A 4-week period was considered to be adequate for clinical and parametric shifts in the wound to be obvious for assessment of the effect on the progress of the wound, as also for avoiding the attrition of the sample size due to the failure of the patient to attend the OPD. [12] At the end of 4 weeks, a final wound severity score, the final ulcer area and perimeter were determined; and blood samples were taken at the end of the trial to measure total and differential count, liver and renal function and PMN function. For optimum results, final PMN function assessment was done at 3 months. [13]

Evaluation

The rate of ulcer healing was calculated by two related methods [14] :

  • Rate of change of wound area: Leugers coefficient of healing (centimeters squared per day) was obtained as the slope of the graph of linear regression of wound area epitheliazed versus time (duration of treatment). A positive rate contributed to early healing.
  • Rate of linear advancement of wound margin: Change in wound perimeter (millimeters per day), calculated by Gilman′s formula

d = ∆A / p, where

′∆A′ = A 1 - A 2 , in which A 1 is the initial and A 2 is the final wound surface area. ′p′ = p 1 + p 2 , in which p 1 is the initial and p 2 is the final wound perimeter. The rate of closure (mm/day) is then obtained as a linear regression.

The difference in the initial and final wound severity score was calculated. An ulcer was considered to be healing when it demonstrated an overall progress in net tissue repair process as seen by a fall in the severity score or by a positive rate of healing or both. An ulcer was non-healing if there was no healing progress or if net wound expansion occurred.

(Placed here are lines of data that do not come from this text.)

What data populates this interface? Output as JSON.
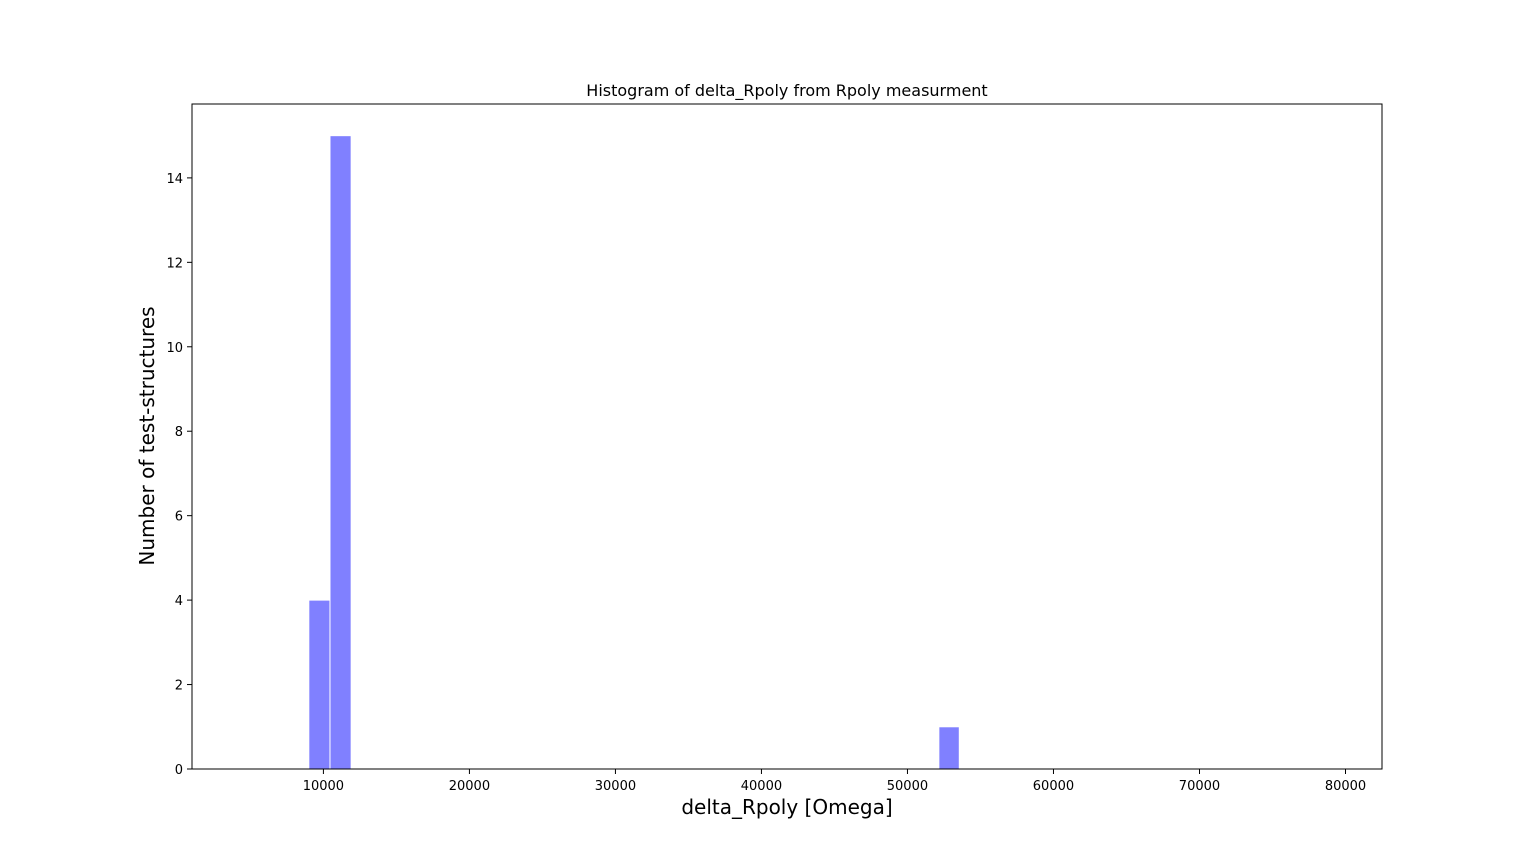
{
  "chart_data": {
    "type": "bar",
    "title": "Histogram of delta_Rpoly from Rpoly measurment",
    "xlabel": "delta_Rpoly [Omega]",
    "ylabel": "Number of test-structures",
    "xlim": [
      1000,
      82500
    ],
    "ylim": [
      0,
      15.75
    ],
    "xticks": [
      10000,
      20000,
      30000,
      40000,
      50000,
      60000,
      70000,
      80000
    ],
    "yticks": [
      0,
      2,
      4,
      6,
      8,
      10,
      12,
      14
    ],
    "bar_color": "#8080ff",
    "edge_color": "#ffffff",
    "bins": [
      {
        "x0": 9000,
        "x1": 10450,
        "count": 4
      },
      {
        "x0": 10450,
        "x1": 11900,
        "count": 15
      },
      {
        "x0": 52150,
        "x1": 53550,
        "count": 1
      }
    ],
    "grid": false,
    "legend": "none"
  }
}
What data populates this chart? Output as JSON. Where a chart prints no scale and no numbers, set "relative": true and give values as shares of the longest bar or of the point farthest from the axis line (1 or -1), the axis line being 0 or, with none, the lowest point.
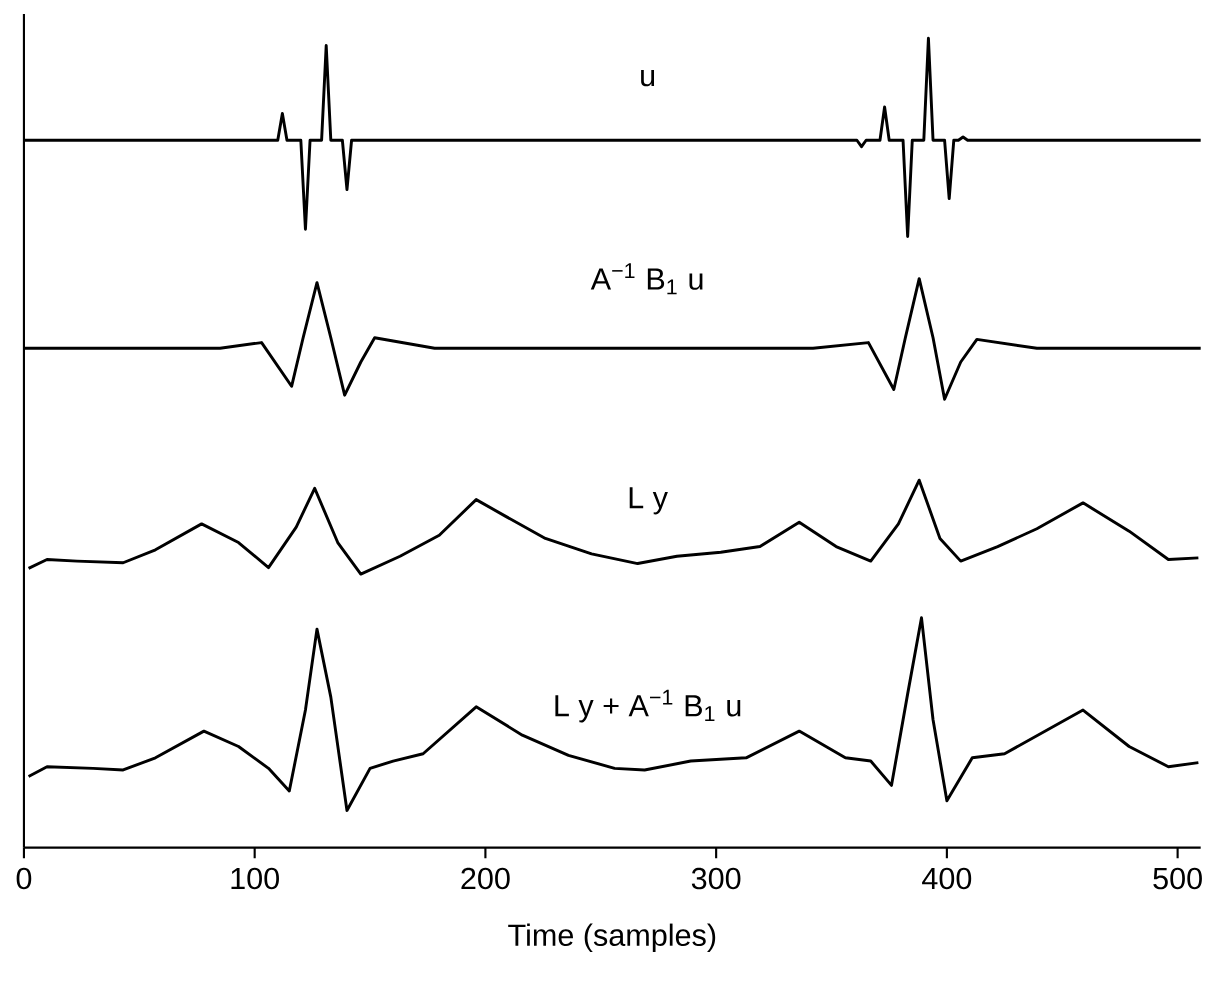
{
  "chart_data": {
    "type": "line",
    "relative": true,
    "xlabel": "Time (samples)",
    "xlim": [
      0,
      510
    ],
    "xticks": [
      0,
      100,
      200,
      300,
      400,
      500
    ],
    "legend": false,
    "grid": false,
    "series": [
      {
        "name": "u",
        "color": "#000000",
        "x": [
          0,
          110,
          112,
          114,
          120,
          122,
          124,
          129,
          131,
          133,
          138,
          140,
          142,
          361,
          363,
          365,
          371,
          373,
          375,
          381,
          383,
          385,
          390,
          392,
          394,
          399,
          401,
          403,
          405,
          407,
          409,
          510
        ],
        "values": [
          0.874,
          0.874,
          0.907,
          0.874,
          0.874,
          0.764,
          0.874,
          0.874,
          0.991,
          0.874,
          0.874,
          0.813,
          0.874,
          0.874,
          0.866,
          0.874,
          0.874,
          0.915,
          0.874,
          0.874,
          0.755,
          0.874,
          0.874,
          1,
          0.874,
          0.874,
          0.802,
          0.874,
          0.874,
          0.878,
          0.874,
          0.874
        ]
      },
      {
        "name": "A$^{−1}$ B$_{1}$ u",
        "color": "#000000",
        "x": [
          0,
          85,
          103,
          116,
          121,
          127,
          133,
          139,
          146,
          152,
          178,
          342,
          366,
          377,
          382,
          388,
          394,
          399,
          406,
          413,
          439,
          510
        ],
        "values": [
          0.617,
          0.617,
          0.624,
          0.57,
          0.63,
          0.698,
          0.63,
          0.559,
          0.6,
          0.63,
          0.617,
          0.617,
          0.624,
          0.566,
          0.63,
          0.703,
          0.63,
          0.554,
          0.6,
          0.628,
          0.617,
          0.617
        ]
      },
      {
        "name": "L y",
        "color": "#000000",
        "x": [
          2,
          10,
          23,
          43,
          57,
          77,
          93,
          106,
          118,
          126,
          136,
          146,
          163,
          180,
          196,
          209,
          226,
          246,
          266,
          283,
          302,
          319,
          336,
          352,
          367,
          379,
          388,
          397,
          406,
          422,
          439,
          459,
          479,
          496,
          509
        ],
        "values": [
          0.345,
          0.356,
          0.354,
          0.352,
          0.368,
          0.4,
          0.377,
          0.346,
          0.396,
          0.444,
          0.377,
          0.338,
          0.36,
          0.386,
          0.43,
          0.409,
          0.382,
          0.363,
          0.351,
          0.36,
          0.365,
          0.372,
          0.402,
          0.372,
          0.354,
          0.4,
          0.454,
          0.382,
          0.354,
          0.372,
          0.394,
          0.426,
          0.391,
          0.356,
          0.358
        ]
      },
      {
        "name": "L y + A$^{−1}$ B$_{1}$ u",
        "color": "#000000",
        "x": [
          2,
          10,
          30,
          43,
          57,
          78,
          93,
          106,
          115,
          122,
          127,
          133,
          140,
          150,
          160,
          173,
          196,
          216,
          236,
          256,
          269,
          289,
          313,
          336,
          356,
          367,
          376,
          383,
          389,
          394,
          400,
          411,
          425,
          459,
          479,
          496,
          509
        ],
        "values": [
          0.088,
          0.1,
          0.098,
          0.096,
          0.111,
          0.144,
          0.125,
          0.098,
          0.07,
          0.17,
          0.27,
          0.186,
          0.046,
          0.098,
          0.107,
          0.116,
          0.174,
          0.139,
          0.114,
          0.098,
          0.096,
          0.107,
          0.111,
          0.144,
          0.111,
          0.107,
          0.077,
          0.19,
          0.284,
          0.158,
          0.058,
          0.111,
          0.116,
          0.17,
          0.125,
          0.1,
          0.105
        ]
      }
    ]
  }
}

At the end of the trial, patients were divided into two groups - Group A = drug, Group B = placebo - as per the randomization chart. The data obtained from the two groups was analyzed for comparability by validation tests like the Fisher′s F test. The various parameters mentioned above were compared between the two groups for statistical significance using the Chi-square (χ2 ) test, the unpaired ′t′ test and the ANOVA (Analysis of Variance) test.

Results and Analysis

[Table - 2]

Of the 50 patients enrolled, 45 patients completed the trial - 23 in the drug study group and 22 in the placebo group. In the study group, 17 were males (73.9%) and 6 females (26.1%); while in the placebo group of 22 patients, there were 19 males (86.4%) and 3 females (13.6%). The mean age for the entire study group was 56.29 years (range: 32.4-80.6 years; study group = 56.26 years; placebo group = 56.32). The mean duration of diabetes in those patients receiving the study drug was 5.95 years (range: 0-18 years) while in those of the placebo group was 8.27 years (range: 0-22 years).

In patients receiving the study drug, the mean duration of ulcer prior to inclusion in the trial was 21.08 days (range: 12-35 days); while in those receiving the placebo, it was 30.36 days (range: 21-44 days). The Chi-squared and Fischer′s tests indicate comparable groups for inferential analysis. As many as 66% of the ulcers were involving the forefoot and midfoot, suggesting proneness to trauma.

Four patients (8.89%) had more than one ulcer, out of which only one ulcer was included in the trial as per the protocol. The total number of patients with repeated diabetic foot lesions was 10 (22.22%). Six patients (13.33%) were freshly detected to be diabetics.

Analyzing the final outcome, viz., net improvement or failure, of the 23 patients in the study drug group, 17 (73.9%) improved; while in the placebo group of 22 patients, 13 (59.1%) improved (P = 0.292). Though not statistically significant, better healing and net improvement were obtained in patients of the study drug group.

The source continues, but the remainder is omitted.